The Irish Cattle and Sheep Farmers Association (ICSA) has called on the Department of Agriculture to provide weekly reports on the number and origin of lambs imported into the Republic of Ireland.

There was a need for greater transparency around sheep imports, according to ICSA sheep chair Sean McNamara.

“We know that in any given year approximately half a million lambs are imported into the Republic for slaughter. Sheep farmers deserve to know why these lambs are being brought in and in such big numbers, and why local producers are getting a raw deal.”


McNamara also called for transparency around which markets imported lambs serviced. Farmers needed a comprehensive explanation to assure them imported lambs were not sold as under the Origin Green label, he added.
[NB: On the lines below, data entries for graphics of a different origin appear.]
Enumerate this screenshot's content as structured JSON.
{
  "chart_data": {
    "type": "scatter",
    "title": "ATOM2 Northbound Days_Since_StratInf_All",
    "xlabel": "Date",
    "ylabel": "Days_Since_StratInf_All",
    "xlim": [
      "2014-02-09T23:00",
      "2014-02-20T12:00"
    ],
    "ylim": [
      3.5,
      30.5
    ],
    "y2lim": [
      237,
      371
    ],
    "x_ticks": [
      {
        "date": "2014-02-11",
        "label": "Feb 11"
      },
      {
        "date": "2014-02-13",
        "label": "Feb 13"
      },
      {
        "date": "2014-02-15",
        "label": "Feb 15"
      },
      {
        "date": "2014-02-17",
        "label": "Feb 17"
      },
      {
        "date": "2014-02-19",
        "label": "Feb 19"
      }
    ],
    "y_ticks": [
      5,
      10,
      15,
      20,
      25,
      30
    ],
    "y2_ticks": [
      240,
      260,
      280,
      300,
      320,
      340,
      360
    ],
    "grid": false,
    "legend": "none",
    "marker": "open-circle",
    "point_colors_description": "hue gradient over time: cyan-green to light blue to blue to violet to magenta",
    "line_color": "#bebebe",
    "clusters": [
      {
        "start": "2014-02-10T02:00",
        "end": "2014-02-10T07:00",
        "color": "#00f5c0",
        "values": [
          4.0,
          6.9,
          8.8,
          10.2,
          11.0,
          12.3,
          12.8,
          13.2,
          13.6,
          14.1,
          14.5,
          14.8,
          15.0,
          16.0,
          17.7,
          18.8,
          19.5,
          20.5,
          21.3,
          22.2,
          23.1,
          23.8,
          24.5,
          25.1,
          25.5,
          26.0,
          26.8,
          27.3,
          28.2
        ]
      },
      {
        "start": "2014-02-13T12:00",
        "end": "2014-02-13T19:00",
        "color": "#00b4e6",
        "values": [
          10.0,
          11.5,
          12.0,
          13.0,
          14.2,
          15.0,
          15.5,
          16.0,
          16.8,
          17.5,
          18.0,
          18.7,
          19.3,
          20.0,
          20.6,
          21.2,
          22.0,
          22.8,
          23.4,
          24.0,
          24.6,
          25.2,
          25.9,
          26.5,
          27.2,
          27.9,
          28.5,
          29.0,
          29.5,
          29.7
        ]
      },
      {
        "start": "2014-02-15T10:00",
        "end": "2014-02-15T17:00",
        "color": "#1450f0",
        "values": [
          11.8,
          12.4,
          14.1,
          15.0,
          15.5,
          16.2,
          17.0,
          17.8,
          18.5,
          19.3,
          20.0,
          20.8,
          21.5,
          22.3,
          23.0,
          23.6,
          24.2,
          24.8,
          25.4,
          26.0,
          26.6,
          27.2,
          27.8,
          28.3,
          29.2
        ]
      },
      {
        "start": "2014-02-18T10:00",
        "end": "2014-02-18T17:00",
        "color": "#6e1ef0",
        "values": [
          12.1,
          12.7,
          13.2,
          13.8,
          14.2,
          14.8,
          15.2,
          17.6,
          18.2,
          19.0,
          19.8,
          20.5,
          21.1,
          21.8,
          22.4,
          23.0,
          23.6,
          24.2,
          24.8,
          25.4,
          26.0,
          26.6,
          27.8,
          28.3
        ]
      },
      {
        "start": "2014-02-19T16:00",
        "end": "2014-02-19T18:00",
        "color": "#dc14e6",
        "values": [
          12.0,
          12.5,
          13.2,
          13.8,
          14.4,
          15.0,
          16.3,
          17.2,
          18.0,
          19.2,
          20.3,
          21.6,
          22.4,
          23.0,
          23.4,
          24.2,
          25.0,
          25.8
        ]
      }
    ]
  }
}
McNamara also criticised what he said were double standards on weight limits. Local suppliers were being paid up to 21.5kg but the ICSA had heard some factories were prepared to pay up to 22kg for imported lambs, McNamara said.


“It is time they gave us an explanation for these double standards,” he said.
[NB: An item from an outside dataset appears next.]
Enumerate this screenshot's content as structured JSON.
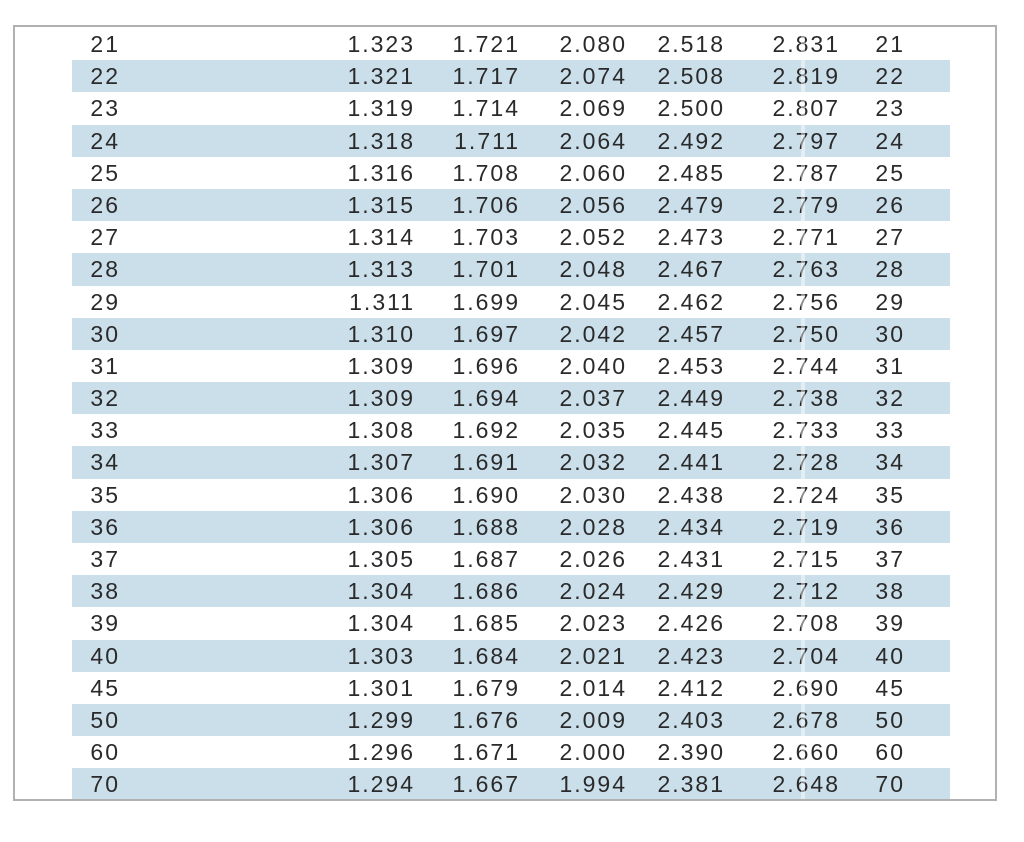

“ICSA members from around the country have been monitoring the situation at factories and it would appear the practice of differentiating between local and imported lambs on weight limits is widespread.”

“Sheep farmers want a level playing field. We see no reason at all for factories to be importing lambs from the north and elsewhere, and there certainly can be no justification for paying more for imported lambs,” he concluded.